• L’Ordre des pharmaciens a alerté à plusieurs reprises sur des dispositifs de dépistage en téléexpertise couplé à de l’IA.
  • Une alternative qui peut être une première réponse à la pénurie de spécialistes, mais qui a ses limites.
  • TF1info fait le point à l’occasion de la journée mondiale contre le cancer.

L’IA peut-elle remplacer un dermatologue ? La question se pose alors que la France connaît une pénurie de spécialistes, passés de 3.546 à 2.880 en dix ans. Face à cette situation, les patients se tournent vers les généralistes, les pharmaciens… et parfois la téléconsultation assistée de l’IA. Ce dispositif, utilisé dans près de 500 officines, ne fait pas forcément l’unanimité. L’Ordre des pharmaciens rapporte depuis quelques mois des signalements de « patients faussement rassurés » ou de « retards de diagnostic ». On fait le point à l’occasion de la journée mondiale contre le cancer.

Face à la pénurie, l’IA est-elle une solution ?

Le principe est simple : l’examen se fait à l’aide d’un dermatoscope, sorte de loupe utilisée pour examiner une lésion ou un grain de beauté suspect. Le recours à l’IA permet ensuite de poser un premier diagnostic, avant une téléconsultation dermatologique. 

L’intelligence artificielle peut alors apporter une aide précieuse, à condition de faire la part des choses. « Il est illusoire de penser qu’une IA seule, aujourd’hui, peut remplacer un dermatologue », précise d’emblée Jérémy Lupu, onco-dermatologue à l’hôpital Gustave Roussy de Villejuif et en libéral.

Selon ce spécialiste, ce dispositif comporte une faiblesse dès lors qu’il est utilisé pour examiner une seule lésion suspecte. Il rappelle qu’un dépistage viable ne peut se faire que si un spécialiste examine tout le corps du patient et interprète ensuite les résultats de l’IA. « Une fois qu’un dermato a dit ‘c’est rassurant’, est-ce qu’on s’arrête là ? Ici, il manque une étape clé : quelles sont les lésions qu’on envoie » en analyse ?, souligne-t-il. Selon lui, « l’IA est très utile dans le cadre d’un suivi, avec des photos de grains de beauté d’une année sur l’autre, car elle détecte des changements que l’œil humain ne peut pas voir. »

Autre point de vigilance relevé par l’Ordre des pharmaciens : le matériel. L’organisme insiste sur le fait que tout logiciel « revendiquant une finalité médicale doit obligatoirement disposer d’un marquage » attestant de sa conformité aux normes européennes. 

Que faire si l’on ne trouve pas de spécialiste près de chez soi ?

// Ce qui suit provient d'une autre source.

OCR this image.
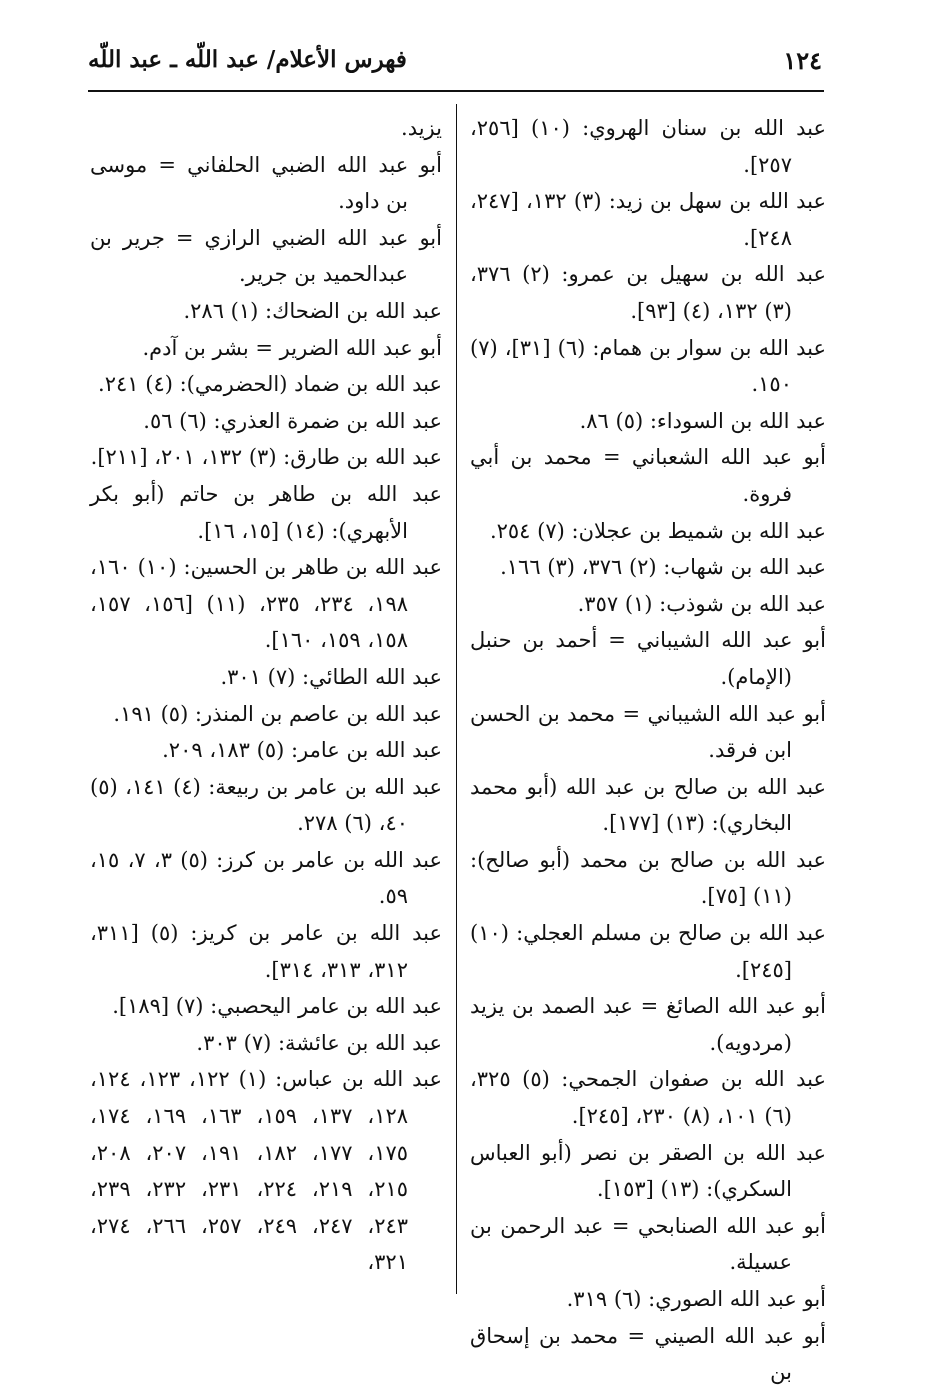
فهرس الأعلام/ عبد اللّه ـ عبد اللّه	١٢٤

عبد الله بن سنان الهروي: (١٠) [٢٥٦، ٢٥٧].

عبد الله بن سهل بن زيد: (٣) ١٣٢، [٢٤٧، ٢٤٨].

عبد الله بن سهيل بن عمرو: (٢) ٣٧٦، (٣) ١٣٢، (٤) [٩٣].

عبد الله بن سوار بن همام: (٦) [٣١]، (٧) ١٥٠.

عبد الله بن السوداء: (٥) ٨٦.

أبو عبد الله الشعباني = محمد بن أبي فروة.

عبد الله بن شميط بن عجلان: (٧) ٢٥٤.

عبد الله بن شهاب: (٢) ٣٧٦، (٣) ١٦٦.

عبد الله بن شوذب: (١) ٣٥٧.

أبو عبد الله الشيباني = أحمد بن حنبل (الإمام).

أبو عبد الله الشيباني = محمد بن الحسن ابن فرقد.

عبد الله بن صالح بن عبد الله (أبو محمد البخاري): (١٣) [١٧٧].

عبد الله بن صالح بن محمد (أبو صالح): (١١) [٧٥].

عبد الله بن صالح بن مسلم العجلي: (١٠) [٢٤٥].

أبو عبد الله الصائغ = عبد الصمد بن يزيد (مردويه).

عبد الله بن صفوان الجمحي: (٥) ٣٢٥، (٦) ١٠١، (٨) ٢٣٠، [٢٤٥].

عبد الله بن الصقر بن نصر (أبو العباس السكري): (١٣) [١٥٣].

أبو عبد الله الصنابحي = عبد الرحمن بن عسيلة.

أبو عبد الله الصوري: (٦) ٣١٩.

أبو عبد الله الصيني = محمد بن إسحاق بن

يزيد.

أبو عبد الله الضبي الحلفاني = موسى بن داود.

أبو عبد الله الضبي الرازي = جرير بن عبدالحميد بن جرير.

عبد الله بن الضحاك: (١) ٢٨٦.

أبو عبد الله الضرير = بشر بن آدم.

عبد الله بن ضماد (الحضرمي): (٤) ٢٤١.

عبد الله بن ضمرة العذري: (٦) ٥٦.

عبد الله بن طارق: (٣) ١٣٢، ٢٠١، [٢١١].

عبد الله بن طاهر بن حاتم (أبو بكر الأبهري): (١٤) [١٥، ١٦].

عبد الله بن طاهر بن الحسين: (١٠) ١٦٠، ١٩٨، ٢٣٤، ٢٣٥، (١١) [١٥٦، ١٥٧، ١٥٨، ١٥٩، ١٦٠].

عبد الله الطائي: (٧) ٣٠١.

عبد الله بن عاصم بن المنذر: (٥) ١٩١.

عبد الله بن عامر: (٥) ١٨٣، ٢٠٩.

عبد الله بن عامر بن ربيعة: (٤) ١٤١، (٥) ٤٠، (٦) ٢٧٨.

عبد الله بن عامر بن كرز: (٥) ٣، ٧، ١٥، ٥٩.

عبد الله بن عامر بن كريز: (٥) [٣١١، ٣١٢، ٣١٣، ٣١٤].

عبد الله بن عامر اليحصبي: (٧) [١٨٩].

عبد الله بن عائشة: (٧) ٣٠٣.

عبد الله بن عباس: (١) ١٢٢، ١٢٣، ١٢٤، ١٢٨، ١٣٧، ١٥٩، ١٦٣، ١٦٩، ١٧٤، ١٧٥، ١٧٧، ١٨٢، ١٩١، ٢٠٧، ٢٠٨، ٢١٥، ٢١٩، ٢٢٤، ٢٣١، ٢٣٢، ٢٣٩، ٢٤٣، ٢٤٧، ٢٤٩، ٢٥٧، ٢٦٦، ٢٧٤، ٣٢١،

En France, quatre départements ne comptent aucun dermatologue : l’Ariège, l’Indre, la Lozère et la Nièvre. « Des choses ont été faites pour limiter la pénurie : sur 80% du territoire, il y a un dermatologue accessible à moins de 50 kilomètres », affirme Jérémy Lupu, qui reconnaît que les zones rurales sont les plus touchées.

Par ailleurs, « certains médecins généralistes formés à la dermatologie » peuvent donner un premier avis. Enfin, « la téléconsultation permet d’orienter vers le dermatologue en cabinet ou à l’hôpital le plus proche pour permettre un examen physique », complète le spécialiste.

Quels réflexes adopter pour repérer et prévenir une lésion ?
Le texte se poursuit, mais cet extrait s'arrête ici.